Affiliation:
1. Canadian Forest Service, Great Lakes Forestry Centre, 1219 Queen Street East, Sault Ste. Marie, ON P6A 2E5, Canada
Abstract
I report on long-term patterns of outbreak cycling in four study systems across Canada and illustrate how forecasting in these systems is highly imprecise because of complexity in the cycling and a lack of spatial synchrony amongst sample locations. I describe how a range of bottom-up effects could be generating complexity in these otherwise periodic systems. (1) The spruce budworm in Québec exhibits aperiodic and asynchronous behavior at fast time-scales, and a slow modulation of cycle peak intensity that varies regionally. (2) The forest tent caterpillar across Canada exhibits eruptive spiking behavior that is aperiodic locally, and asynchronous amongst regions, yet aggregates to produce a pattern of periodic outbreaks.

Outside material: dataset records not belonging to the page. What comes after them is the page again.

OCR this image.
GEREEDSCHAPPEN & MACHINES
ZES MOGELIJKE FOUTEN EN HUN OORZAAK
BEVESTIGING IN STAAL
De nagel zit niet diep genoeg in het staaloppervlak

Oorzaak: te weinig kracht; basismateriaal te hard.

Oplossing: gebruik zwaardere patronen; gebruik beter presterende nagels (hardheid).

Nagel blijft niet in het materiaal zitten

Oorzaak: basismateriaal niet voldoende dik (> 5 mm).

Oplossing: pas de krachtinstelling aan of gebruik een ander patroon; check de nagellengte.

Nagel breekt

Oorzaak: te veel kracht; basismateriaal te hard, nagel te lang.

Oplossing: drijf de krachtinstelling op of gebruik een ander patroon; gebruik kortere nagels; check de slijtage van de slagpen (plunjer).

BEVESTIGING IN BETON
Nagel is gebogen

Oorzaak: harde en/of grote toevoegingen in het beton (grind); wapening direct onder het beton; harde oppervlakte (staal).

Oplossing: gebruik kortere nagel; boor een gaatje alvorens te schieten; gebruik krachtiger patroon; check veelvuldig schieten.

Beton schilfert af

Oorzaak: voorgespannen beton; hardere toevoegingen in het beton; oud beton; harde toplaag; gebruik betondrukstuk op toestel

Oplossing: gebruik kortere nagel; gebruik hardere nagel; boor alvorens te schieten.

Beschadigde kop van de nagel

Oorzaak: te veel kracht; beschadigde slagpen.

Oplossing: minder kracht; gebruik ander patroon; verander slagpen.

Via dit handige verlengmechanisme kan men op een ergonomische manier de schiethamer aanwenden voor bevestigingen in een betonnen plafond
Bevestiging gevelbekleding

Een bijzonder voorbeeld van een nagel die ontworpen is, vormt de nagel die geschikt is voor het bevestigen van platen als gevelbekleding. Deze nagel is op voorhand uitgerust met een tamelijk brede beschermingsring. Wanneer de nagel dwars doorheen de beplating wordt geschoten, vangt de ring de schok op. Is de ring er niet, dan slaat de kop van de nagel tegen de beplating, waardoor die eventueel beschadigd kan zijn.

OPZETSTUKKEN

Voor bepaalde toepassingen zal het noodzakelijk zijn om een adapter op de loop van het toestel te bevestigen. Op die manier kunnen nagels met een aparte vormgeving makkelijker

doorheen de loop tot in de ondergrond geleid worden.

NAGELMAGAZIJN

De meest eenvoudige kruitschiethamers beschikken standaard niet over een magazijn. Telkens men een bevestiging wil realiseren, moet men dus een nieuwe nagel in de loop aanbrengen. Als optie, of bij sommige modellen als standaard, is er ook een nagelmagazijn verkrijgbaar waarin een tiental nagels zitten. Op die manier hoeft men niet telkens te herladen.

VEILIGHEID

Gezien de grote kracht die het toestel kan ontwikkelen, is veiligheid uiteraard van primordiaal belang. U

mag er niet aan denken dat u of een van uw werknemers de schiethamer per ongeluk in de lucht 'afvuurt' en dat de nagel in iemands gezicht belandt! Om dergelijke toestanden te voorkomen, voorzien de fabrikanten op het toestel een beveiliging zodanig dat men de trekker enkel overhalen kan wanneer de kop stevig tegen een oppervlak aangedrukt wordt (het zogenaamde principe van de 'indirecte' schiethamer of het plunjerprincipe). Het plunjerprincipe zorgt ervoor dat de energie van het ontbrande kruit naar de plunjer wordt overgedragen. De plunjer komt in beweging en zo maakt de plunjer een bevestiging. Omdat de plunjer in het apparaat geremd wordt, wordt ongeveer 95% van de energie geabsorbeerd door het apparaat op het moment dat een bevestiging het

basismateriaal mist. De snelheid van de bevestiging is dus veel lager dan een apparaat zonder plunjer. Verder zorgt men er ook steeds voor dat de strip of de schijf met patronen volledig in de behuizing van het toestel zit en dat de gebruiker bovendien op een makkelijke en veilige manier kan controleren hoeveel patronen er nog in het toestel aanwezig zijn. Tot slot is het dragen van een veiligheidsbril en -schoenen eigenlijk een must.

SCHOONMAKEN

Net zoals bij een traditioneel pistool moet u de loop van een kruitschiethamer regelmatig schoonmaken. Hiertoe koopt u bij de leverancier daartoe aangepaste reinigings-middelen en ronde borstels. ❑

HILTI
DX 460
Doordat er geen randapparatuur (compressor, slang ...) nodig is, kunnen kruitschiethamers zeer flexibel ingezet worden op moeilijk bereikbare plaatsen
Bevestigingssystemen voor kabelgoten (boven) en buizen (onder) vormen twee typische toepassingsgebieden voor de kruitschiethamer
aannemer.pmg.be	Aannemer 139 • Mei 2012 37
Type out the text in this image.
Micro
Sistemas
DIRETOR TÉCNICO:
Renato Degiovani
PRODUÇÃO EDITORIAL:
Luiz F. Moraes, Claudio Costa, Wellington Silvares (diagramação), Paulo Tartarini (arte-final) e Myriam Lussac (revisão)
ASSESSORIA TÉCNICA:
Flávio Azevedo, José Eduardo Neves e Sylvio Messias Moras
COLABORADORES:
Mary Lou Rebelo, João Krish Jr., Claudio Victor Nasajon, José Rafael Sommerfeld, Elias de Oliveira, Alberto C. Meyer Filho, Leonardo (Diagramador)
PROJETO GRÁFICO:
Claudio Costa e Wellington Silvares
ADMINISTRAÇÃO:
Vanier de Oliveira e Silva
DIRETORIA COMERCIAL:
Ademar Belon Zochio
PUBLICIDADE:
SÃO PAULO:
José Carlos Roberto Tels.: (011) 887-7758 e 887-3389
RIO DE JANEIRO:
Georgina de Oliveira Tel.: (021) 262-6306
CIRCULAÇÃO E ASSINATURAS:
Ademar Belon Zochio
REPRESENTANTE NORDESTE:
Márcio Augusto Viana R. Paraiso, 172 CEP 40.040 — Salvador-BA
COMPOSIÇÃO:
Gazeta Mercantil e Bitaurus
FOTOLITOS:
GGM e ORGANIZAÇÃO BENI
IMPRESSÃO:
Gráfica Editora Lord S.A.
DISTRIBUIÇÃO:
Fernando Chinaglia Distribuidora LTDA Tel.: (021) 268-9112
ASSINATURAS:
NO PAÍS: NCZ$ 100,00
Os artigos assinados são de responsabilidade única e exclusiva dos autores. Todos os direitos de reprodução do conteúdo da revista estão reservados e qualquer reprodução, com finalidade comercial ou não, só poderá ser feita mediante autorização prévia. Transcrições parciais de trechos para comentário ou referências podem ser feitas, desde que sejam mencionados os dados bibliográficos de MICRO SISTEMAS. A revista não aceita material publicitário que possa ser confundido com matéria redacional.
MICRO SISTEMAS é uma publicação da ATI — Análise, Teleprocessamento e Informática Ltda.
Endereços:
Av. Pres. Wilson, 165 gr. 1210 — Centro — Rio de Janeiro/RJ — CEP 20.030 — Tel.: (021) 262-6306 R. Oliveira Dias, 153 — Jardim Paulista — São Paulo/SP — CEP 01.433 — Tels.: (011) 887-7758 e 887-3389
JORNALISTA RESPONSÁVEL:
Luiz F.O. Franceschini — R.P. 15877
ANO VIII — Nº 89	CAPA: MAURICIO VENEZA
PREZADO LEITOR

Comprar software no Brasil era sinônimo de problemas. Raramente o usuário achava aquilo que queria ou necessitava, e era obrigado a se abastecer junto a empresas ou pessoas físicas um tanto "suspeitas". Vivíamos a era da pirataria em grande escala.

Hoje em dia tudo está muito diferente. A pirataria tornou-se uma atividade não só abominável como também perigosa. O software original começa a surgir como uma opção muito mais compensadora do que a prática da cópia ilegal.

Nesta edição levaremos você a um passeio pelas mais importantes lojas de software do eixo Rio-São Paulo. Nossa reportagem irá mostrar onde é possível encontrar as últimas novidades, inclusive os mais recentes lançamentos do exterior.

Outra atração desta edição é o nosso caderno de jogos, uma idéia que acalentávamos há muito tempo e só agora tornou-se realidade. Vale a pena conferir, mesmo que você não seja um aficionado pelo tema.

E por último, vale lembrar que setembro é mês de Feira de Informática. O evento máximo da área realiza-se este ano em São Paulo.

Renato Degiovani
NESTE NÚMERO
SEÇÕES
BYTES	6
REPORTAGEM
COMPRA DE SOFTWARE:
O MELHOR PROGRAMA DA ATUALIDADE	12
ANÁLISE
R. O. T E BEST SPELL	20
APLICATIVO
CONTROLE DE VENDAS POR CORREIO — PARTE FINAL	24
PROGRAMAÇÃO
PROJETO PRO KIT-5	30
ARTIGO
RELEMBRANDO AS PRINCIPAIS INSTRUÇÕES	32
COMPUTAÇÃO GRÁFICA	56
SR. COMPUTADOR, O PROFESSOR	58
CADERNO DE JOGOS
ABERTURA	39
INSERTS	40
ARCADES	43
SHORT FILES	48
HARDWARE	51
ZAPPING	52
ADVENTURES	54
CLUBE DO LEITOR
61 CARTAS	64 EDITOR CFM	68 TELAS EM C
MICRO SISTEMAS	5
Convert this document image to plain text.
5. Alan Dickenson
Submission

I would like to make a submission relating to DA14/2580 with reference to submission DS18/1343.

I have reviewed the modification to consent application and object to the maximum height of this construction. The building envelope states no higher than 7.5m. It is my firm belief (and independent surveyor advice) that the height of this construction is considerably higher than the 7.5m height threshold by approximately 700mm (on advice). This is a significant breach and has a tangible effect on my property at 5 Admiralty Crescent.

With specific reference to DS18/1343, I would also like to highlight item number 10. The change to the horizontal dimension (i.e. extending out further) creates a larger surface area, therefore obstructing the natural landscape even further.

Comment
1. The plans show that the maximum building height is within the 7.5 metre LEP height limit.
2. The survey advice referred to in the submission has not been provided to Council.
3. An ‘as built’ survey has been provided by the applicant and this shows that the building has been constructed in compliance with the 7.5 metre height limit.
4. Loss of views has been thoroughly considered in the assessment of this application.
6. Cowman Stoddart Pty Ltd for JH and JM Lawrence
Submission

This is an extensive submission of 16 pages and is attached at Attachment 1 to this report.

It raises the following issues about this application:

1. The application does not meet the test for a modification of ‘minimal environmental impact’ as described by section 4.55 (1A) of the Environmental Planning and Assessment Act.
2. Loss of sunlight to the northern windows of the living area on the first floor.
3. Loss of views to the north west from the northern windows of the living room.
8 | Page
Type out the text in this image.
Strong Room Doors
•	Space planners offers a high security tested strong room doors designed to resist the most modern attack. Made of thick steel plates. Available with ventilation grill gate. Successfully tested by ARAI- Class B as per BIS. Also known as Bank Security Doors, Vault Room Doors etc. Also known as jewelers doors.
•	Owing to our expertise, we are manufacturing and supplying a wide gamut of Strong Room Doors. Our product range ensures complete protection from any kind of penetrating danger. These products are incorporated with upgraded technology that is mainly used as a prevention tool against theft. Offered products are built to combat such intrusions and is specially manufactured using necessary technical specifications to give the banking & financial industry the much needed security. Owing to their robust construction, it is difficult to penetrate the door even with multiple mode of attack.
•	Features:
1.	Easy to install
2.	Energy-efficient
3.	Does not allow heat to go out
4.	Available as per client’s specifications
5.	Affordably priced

In Québec, forest tent caterpillar cycles differ in the aspen-dominated northwest versus the maple-dominated southeast, with opposing patterns of cycle intensity between the two regions. (3) In Alberta, forest tent caterpillar outbreak cycles resist synchronization across a forest landscape gradient, even at very fine spatial scales, resulting in a complex pattern of cycling that defies simple forecasting techniques. (4) In the Border Lakes region of Ontario and Minnesota, where the two insect species coexist in a mixedwood landscape of hardwood and conifers, outbreak cycle intensity in each species varies spatially and temporally in response to host forest landscape structure. Much attention has been given to the effect of top-down agents in driving synchronizable population cycles. However, foliage loss, tree death, and forest succession at stem, stand, and landscape scales affect larval and adult dispersal success, and may serve to override regulatory processes that cause otherwise top-down-driven periodic, synchronized, and predictable population oscillations to become aperiodic, asynchronous, and unpredictable. Incorporating bottom-up effects at multiple spatial and temporal scales may be the key to making significant improvements in forest insect outbreak forecasting.